Why do you eat what you eat?  One of my cousins recently shared a link to a dairy farmer Raechel Kilgore Sattazahn’s essay, Defending Meat.  In her essay, she posits human exceptionalism–that we are unique in the animal kingdom as a moral species, possessing rights and duties–and then she offers three reason why eating meat is a very human thing: first, our hunter-gatherer ancestors were omnivores; second, meat offers nutrients humans need that are difficult to obtain elsewhere; and finally, we’re part of the circle of life.

In a separate post on the Go Beyond the Barn blog, she describes the tension in the room when, in a debate with an animal welfare advocate, an animal rights activist tried to convince a roomful of young leaders at the Holstein Foundation’s Young Dairy Leaders Institute that animals are equal to humans and that everyone should only consume plant-based foods.  That debate left these young dairy farmers asking how to answer the views of radical animal rights activists.  The answer at the leadership institute, and her answer, is to remind the public, “Farm animals are not the same as companion animals.”

While I think she raises an important point, I left her a comment that the point only addresses half the issue:

…you asked, “how do we compete with the radical animal rights views,” and your answer only half-way answered your question. Among truly radical animal rights activists, there are many that disagree with your earlier point that humans are exceptional. Some of those radicals are quite politically motivated to push their non-exceptional view of humans on everybody else. If people aren’t exceptional, then what does it matter whether farm animals are companion animals or not? Across your industry, for the message that farm animals are not companion animals to stick, you’ve got to first convince people (and policy makers) that humans are exceptional.

Provide a strong basis for the uniqueness of humans, and you’ll have a strong basis for your argument that there are humane ways to farm animals, to provide safe, quality, affordable food to all us non-farmers.
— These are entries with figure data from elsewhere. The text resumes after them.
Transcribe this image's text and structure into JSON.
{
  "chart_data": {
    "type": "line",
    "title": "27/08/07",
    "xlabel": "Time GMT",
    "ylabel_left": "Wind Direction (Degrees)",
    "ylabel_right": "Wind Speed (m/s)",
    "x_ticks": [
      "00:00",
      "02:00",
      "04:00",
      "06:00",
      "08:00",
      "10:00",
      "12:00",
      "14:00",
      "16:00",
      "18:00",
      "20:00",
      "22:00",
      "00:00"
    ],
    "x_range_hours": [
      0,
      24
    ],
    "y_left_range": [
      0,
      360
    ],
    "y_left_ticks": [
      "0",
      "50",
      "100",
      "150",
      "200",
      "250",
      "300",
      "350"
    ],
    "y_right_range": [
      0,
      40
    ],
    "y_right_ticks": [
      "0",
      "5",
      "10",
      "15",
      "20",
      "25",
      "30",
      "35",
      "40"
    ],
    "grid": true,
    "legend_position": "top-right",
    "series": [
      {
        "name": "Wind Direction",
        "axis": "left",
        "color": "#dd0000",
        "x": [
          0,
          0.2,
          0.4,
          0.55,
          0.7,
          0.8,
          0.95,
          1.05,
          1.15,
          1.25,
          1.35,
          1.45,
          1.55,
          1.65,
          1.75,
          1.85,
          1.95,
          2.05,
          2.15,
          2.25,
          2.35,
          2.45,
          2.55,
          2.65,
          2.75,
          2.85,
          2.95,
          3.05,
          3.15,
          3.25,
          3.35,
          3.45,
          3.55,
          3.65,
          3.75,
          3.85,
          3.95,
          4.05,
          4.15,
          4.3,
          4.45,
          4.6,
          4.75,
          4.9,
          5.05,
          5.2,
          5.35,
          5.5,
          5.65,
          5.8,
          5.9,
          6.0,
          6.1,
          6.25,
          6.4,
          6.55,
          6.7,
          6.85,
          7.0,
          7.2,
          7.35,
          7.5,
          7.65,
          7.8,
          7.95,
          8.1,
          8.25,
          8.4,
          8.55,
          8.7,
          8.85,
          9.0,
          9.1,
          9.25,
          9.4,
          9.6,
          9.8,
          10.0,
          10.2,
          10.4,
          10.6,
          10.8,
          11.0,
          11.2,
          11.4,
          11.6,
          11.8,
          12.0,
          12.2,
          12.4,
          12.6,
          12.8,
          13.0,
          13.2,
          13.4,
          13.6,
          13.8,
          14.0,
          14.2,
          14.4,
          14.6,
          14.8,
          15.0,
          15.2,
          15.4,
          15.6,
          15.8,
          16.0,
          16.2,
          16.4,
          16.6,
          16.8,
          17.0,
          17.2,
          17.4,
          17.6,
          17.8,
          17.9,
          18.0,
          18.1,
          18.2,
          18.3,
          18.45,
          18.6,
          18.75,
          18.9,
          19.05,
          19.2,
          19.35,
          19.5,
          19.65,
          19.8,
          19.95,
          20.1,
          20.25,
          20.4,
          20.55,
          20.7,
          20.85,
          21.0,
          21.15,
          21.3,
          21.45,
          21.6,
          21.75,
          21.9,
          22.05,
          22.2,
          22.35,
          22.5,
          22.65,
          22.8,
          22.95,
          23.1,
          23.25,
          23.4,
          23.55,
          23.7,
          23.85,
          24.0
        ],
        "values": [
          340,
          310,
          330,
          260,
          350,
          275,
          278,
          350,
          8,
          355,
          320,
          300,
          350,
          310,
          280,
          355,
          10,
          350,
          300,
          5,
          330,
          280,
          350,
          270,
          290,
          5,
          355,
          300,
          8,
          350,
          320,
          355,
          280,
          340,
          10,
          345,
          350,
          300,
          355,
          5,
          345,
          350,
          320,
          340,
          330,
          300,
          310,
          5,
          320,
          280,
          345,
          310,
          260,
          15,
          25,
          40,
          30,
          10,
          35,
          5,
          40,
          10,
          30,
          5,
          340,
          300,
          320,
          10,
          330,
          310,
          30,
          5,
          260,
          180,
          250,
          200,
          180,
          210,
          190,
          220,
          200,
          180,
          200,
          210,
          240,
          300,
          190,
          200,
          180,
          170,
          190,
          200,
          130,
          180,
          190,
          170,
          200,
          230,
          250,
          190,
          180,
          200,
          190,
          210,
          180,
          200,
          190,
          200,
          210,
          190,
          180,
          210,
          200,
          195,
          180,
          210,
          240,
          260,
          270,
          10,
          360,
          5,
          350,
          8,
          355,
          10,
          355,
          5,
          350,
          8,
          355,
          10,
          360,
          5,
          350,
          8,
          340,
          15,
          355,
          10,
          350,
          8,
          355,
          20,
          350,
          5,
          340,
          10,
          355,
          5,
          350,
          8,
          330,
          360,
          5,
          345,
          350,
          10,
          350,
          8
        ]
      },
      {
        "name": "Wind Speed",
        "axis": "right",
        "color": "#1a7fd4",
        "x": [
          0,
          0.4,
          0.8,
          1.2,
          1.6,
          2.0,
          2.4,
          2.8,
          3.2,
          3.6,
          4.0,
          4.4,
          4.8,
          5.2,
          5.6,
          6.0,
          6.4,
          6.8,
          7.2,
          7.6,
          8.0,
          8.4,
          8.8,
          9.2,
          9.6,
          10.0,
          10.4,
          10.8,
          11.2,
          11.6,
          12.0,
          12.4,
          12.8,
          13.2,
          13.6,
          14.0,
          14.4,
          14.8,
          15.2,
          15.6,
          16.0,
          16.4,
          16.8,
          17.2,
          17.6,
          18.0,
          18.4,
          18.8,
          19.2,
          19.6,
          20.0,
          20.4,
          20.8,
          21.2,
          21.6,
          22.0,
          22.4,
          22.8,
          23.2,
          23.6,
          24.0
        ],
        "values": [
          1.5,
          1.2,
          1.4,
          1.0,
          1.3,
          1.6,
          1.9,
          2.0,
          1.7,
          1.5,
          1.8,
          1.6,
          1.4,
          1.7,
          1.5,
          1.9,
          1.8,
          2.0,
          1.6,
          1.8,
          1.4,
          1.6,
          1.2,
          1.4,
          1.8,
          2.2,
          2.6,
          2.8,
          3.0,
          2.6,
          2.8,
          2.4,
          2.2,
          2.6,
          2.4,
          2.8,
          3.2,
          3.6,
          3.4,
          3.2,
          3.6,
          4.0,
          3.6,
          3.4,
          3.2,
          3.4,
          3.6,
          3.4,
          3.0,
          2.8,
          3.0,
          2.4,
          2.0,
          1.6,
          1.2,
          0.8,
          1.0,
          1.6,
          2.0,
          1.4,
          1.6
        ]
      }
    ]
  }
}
I believe humans are exceptional, people are unique.  Most of the time, what’s good for animals will be good for people, too, but if its a choice between sustaining a human life and an animal’s life, the person has priority.  Treating farm animals inhumanely isn’t wrong because we’re not giving animals the same rights as humans, its wrong because doing so would make us less than fully human.  That’s part of human exceptionalism: we’re different from animals, and when we treat our animals badly, we’re not living up to what it means to be human. Paradoxically, promoting animal welfare almost always results in human welfare: if our farm animals are cleaner and healthier, their milk will be better, tastier; their meat safer and more delicious, which in turn is better for those farm businesses and their customers.

What is the basis for their belief that humans are exceptional?  Why are people unique in the animal kingdom?  If answered correctly, and worked out through business processes and structures, and communicated loudly to the public as the motivation behind the industry, this could transform modern farming into an industry with the trust of the general public.

I eat a lot of lentils, beans, and rice, because legumes are healthy, tasty, and help me save money.  I eat a lot of meatless meals partly because I have a far more sedentary life than my ancestors did, and partly because saving money allows me to splurge on better, more expensive meats when I eat meat.  I really enjoyed the Norwegian salmon I had last night.

So is meat for dinner?   Yes, decently raised farm animals and wild game, but we don’t eat the pets, because humans are exceptional.